Домик был построен крепкий, рассчитанный едва ли не на столетнее существование, срублен по-крестьянски, с мезонином и неизбежным на крыше петушком. Михалок сам старался, выделывая резные карнизы и разукрашивая ставни. В отстроенный наполовину дом архитектор как-то привез Нюру и, показав ей постройку, сказал:

– А вот здесь мы будем жить. Ведь славно? Отсюда все – и старый и новый город-как на ладони.

Но новому городу суждено было еще одно испытание.

Половодье этой весной было таким, какого не было на памяти жителей: вода залила Грабиловку, Плешкину слободу и стояла в уровень с высоким берегом нового городка.

Уже ждали, что она не остановится и разольется по его широким проспектам и уютным переулкам, по ночам не тушили огня, заготавливали лодки – и все смотрели на реку, ожидая нападения стихии.

Но беда пришла с другой стороны – откуда ее никто не ждал. На площади перед зданием исполкома прорвался фонтан – гордость наших строителей, вода хлынула из фонтана в реку, но, встретив на пути препятствие в виде быстрой речной воды, хлынула назад и залила площадь. На несколько дней весь город был залит водой, и только одиноко на бугорке возвышался пустой дом архитектора. А когда река вошла в свои берега, и наводнение схлынуло, изумленные обитатели городка увидели на месте главного проспекта не только покосившиеся, с подмытыми фундаментами дома, но и уже совершенно новое и чудесное явление: по проспекту в глубоких глинистых берегах протекала река, и на дне этой реки под слоем сероватой глины и песка виднелась кое-где высокая белая, от недостатка солнечного света, тина. Тина эта быстро позеленела, и казалось, что здесь спокон века была река.

А на Слуховщине в день наводнения Михалок, вышедший за околицу, увидел на месте векового леса большое озеро, из которого торчали верхушки деревьев.

– Водяной вернулся… Спаси, боже, и сохрани…

По мнению Самохина, интересовавшегося тем краем, в котором он до сих пор проверял и устанавливал основы культурного хозяйства, борясь с мелкими неудачами и радуясь больше, чем надо, мелким радостям, и наводнение в городке и появление озера имело одну и ту же причину.

– Лес-то свели, – объяснял он, – вода быстро стаяла и не успела убраться… А теперь уйдет… Не бойтесь.

И вода действительно скоро ушла.

Подсчитали убытки.

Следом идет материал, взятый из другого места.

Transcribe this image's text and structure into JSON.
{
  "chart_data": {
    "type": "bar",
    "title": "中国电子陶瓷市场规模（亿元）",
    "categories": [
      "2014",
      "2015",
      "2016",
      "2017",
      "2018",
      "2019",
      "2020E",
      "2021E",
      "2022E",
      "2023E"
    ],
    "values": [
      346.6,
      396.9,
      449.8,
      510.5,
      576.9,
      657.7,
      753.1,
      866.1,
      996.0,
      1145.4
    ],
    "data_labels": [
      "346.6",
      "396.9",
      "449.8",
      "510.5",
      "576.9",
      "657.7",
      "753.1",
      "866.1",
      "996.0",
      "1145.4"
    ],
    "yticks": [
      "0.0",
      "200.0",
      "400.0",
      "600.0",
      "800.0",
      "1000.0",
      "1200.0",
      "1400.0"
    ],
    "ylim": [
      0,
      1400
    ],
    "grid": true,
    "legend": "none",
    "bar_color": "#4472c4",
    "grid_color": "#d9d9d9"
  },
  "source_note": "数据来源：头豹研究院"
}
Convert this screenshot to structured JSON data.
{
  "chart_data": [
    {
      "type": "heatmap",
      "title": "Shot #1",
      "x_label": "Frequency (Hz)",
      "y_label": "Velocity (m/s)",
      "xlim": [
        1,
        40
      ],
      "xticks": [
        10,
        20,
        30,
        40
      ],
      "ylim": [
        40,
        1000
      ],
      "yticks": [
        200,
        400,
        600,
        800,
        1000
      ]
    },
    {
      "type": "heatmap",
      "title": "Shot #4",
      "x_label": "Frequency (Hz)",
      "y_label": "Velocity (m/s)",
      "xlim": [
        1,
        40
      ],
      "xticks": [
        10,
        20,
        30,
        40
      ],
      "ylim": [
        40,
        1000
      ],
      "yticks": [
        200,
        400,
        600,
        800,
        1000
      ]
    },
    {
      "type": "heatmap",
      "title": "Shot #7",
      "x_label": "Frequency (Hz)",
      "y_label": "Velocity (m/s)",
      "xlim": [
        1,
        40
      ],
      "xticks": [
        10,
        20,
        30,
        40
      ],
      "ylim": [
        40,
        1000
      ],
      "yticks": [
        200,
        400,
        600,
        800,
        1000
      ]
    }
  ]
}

На место катастрофы приехала специальная комиссия, осмотрела берега новой речки, которую жители окрестили уже по имени главного строителя – Бобровкой, сказали, что не мешает укрепить берег, и признали причиной и наводнения и катастрофы бесхозяйственное отношение к Слуховщинскому лесу, который в дальнейшем было запрещено рубить.

На крупную, торжественную, связанную с видимым успехом и с заметным всем результатом работу всегда находится больше, чем надо, охотников – мелкая же и черная работа падает на плечи таких же мелких и незаметных людей. Исправлять причиненные наводнением повреждения пришлось Метчикову, выбранному председателем исполкома нового городка, и только один архитектор вызвался по доброй воле помогать ему.

– Хуже не будет, – успокаивал он. Я не того еще ждал. Строить-то торопились, так ведь нужно же было. Разве ж иначе сделали бы?

И если труд, знания, опыт, уменье и энергия отдельных людей оставили памятником новый, чудесно выросший город, то каждая отдельная ошибка, каждый сделанный отдельными людьми ложный шаг отозвались, и весьма больно, на жителях городка. Там требовалось возобновить сделанный из плохо обожженного кирпича фундамент, здесь меняли зараженные грибком бревна, а кое-где перебирали постройки, слишком осевшие из-за того, что они были строены из сырого леса.

Но в то же время в городке стали возникать и новые дома – только из боязни наводнения они строились теперь несколько выше, и скоро улица из новопостроенных домов соединила одинокое жилище архитектора с городом. Улица эта шла по течению реки и потому не отличалась особенной прямизной.

На беспокойную телеграмму Боброва, встревоженного катастрофой, архитектор ответил:

– Время начинает исправлять наши ошибки. Не тревожьтесь – все-таки город нас с вами переживет.